Direct and indirect ownership
Looking at the Canadian Insider chart it shows that William Day Construction and 2176423 Ontario Inc both have direct ownership, while Eric Sprott has inditect ownership. The numbered company and Sprott both purchase the same number of shares on the same dates so obviously they are related or associated. It states that indirect ownership does not give you voting rights, and that can be part of a fund. I thought maybe the numbered company was a fund but it's strange they are direct and Sprott is indirect. I attached a blurb below on the topic as well as a link to the Canadian Insider.
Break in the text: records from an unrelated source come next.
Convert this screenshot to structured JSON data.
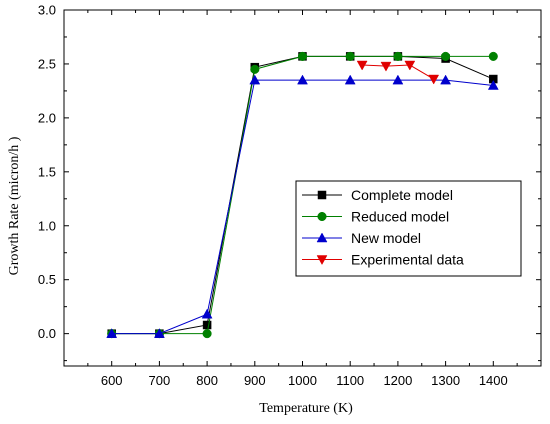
{
  "chart_data": {
    "type": "line",
    "xlabel": "Temperature (K)",
    "ylabel": "Growth Rate (micron/h )",
    "xlim": [
      500,
      1500
    ],
    "ylim": [
      -0.3,
      3.0
    ],
    "xticks": [
      600,
      700,
      800,
      900,
      1000,
      1100,
      1200,
      1300,
      1400
    ],
    "xtick_labels": [
      "600",
      "700",
      "800",
      "900",
      "1000",
      "1100",
      "1200",
      "1300",
      "1400"
    ],
    "yticks": [
      0.0,
      0.5,
      1.0,
      1.5,
      2.0,
      2.5,
      3.0
    ],
    "ytick_labels": [
      "0.0",
      "0.5",
      "1.0",
      "1.5",
      "2.0",
      "2.5",
      "3.0"
    ],
    "grid": false,
    "legend_position": "center-right",
    "series": [
      {
        "name": "Complete model",
        "color": "#000000",
        "marker": "square",
        "x": [
          600,
          700,
          800,
          900,
          1000,
          1100,
          1200,
          1300,
          1400
        ],
        "y": [
          0.0,
          0.0,
          0.08,
          2.47,
          2.57,
          2.57,
          2.57,
          2.55,
          2.36
        ]
      },
      {
        "name": "Reduced model",
        "color": "#008000",
        "marker": "circle",
        "x": [
          600,
          700,
          800,
          900,
          1000,
          1100,
          1200,
          1300,
          1400
        ],
        "y": [
          0.0,
          0.0,
          0.0,
          2.45,
          2.57,
          2.57,
          2.57,
          2.57,
          2.57
        ]
      },
      {
        "name": "New model",
        "color": "#0000cc",
        "marker": "triangle-up",
        "x": [
          600,
          700,
          800,
          900,
          1000,
          1100,
          1200,
          1300,
          1400
        ],
        "y": [
          0.0,
          0.0,
          0.18,
          2.35,
          2.35,
          2.35,
          2.35,
          2.35,
          2.3
        ]
      },
      {
        "name": "Experimental data",
        "color": "#e00000",
        "marker": "triangle-down",
        "x": [
          1125,
          1175,
          1225,
          1275
        ],
        "y": [
          2.49,
          2.48,
          2.49,
          2.36
        ]
      }
    ]
  }
}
https://www.canadianinsider.com/node/7?menu_tickersearch=WM+%7C+Wallbridge+Mining+Company Direct or Indirect — How Do You Know?
How do you know whether your stock ownership is direct or indirect? The primary consideration is whether or not you control the stock’s voting rights. Remember, among other rights of ownership, shareholders elect the company’s board of directors.
This is potentially a big deal, since the board works for the shareholders and company management reports to the board. With direct stock ownership, you control those voting rights. Activist shareholders can pressure the board and company management to make significant changes in the way the business is run.
But shares of stock do not have to be held in your personal brokerage account or 401(k) to be classified as directly owned. Individual stocks held in a trust or partnership that you control are classified as direct ownership, because you can vote as a shareholder.
Privileges of Direct Stock Ownership
With direct stock ownership:
- You have voting rights that could impact the company’s management.
- You control whether and when to realize capital gains or losses by selling shares. And you can (usually) specify which shares you sell to maximize or minimize that gain or loss. This can be quite valuable for tax planning.
- You decide when to increase or decrease the amount of your money invested in the stock and even when to ditch the stock completely, unless your ownership is through a trust or partnership with rules that restrict stock sales.
If you own shares through a fund, you do not have voting rights for the stocks the fund owns. So your ownership is indirect. You have voting rights for the shares of the fund. This includes the right to approve the fund’s board of directors. But the fund is the direct owner of the individual stocks it holds. And the fund has the right to vote on shareholder issues. In terms of tax planning, ETFs usually attempt to minimize the fund’s realized capital gains. A mutual fund may or may not do so, depending on its particular strategy.
Indirect ownership also occurs when you own shares of Company A, which owns shares of Company Z. This can happen with publicly traded firms or with private companies. You may recall that Yahoo owned 15% of the huge Chinese e-commerce company Alibaba before Alibaba was a publicly traded company. Therefore, Yahoo shareholders were indirect owners of Alibaba.
Insider Trading — A Different Definition of Direct Ownership
The term “indirect ownership” has a different meaning when it comes to insider trading rules.
It is illegal to trade a company’s stock based on inside information (i.e., information that has not been made available to the general public).
As an employee or a friend or relative of an employee or a consultant or auditor or lawyer working for a company, you may have access to non-public information. You can be criminally prosecuted for trading the company’s stock based on inside information, even if the shares traded are held in an account that is not in your name and which you don’t control.
Shares controlled by any immediate family member would be considered “indirectly owned” by you, but the term is used differently than what was discussed above.
Summary
When comparing direct versus indirect ownership, it is not a matter of “better or worse.”
Owning shares directly gives you a great deal of control over your investment life. But it comes with the responsibility of selecting, monitoring and deciding when to buy and sell those individual stocks. And you also get to vote your shares. Many investors prefer indirect ownership, outsourcing all of that to the professionals who manage mutual funds and ETFs.
Ultimately, when it comes to stock ownership, it’s OK to be direct or indirect, whichever suits your needs.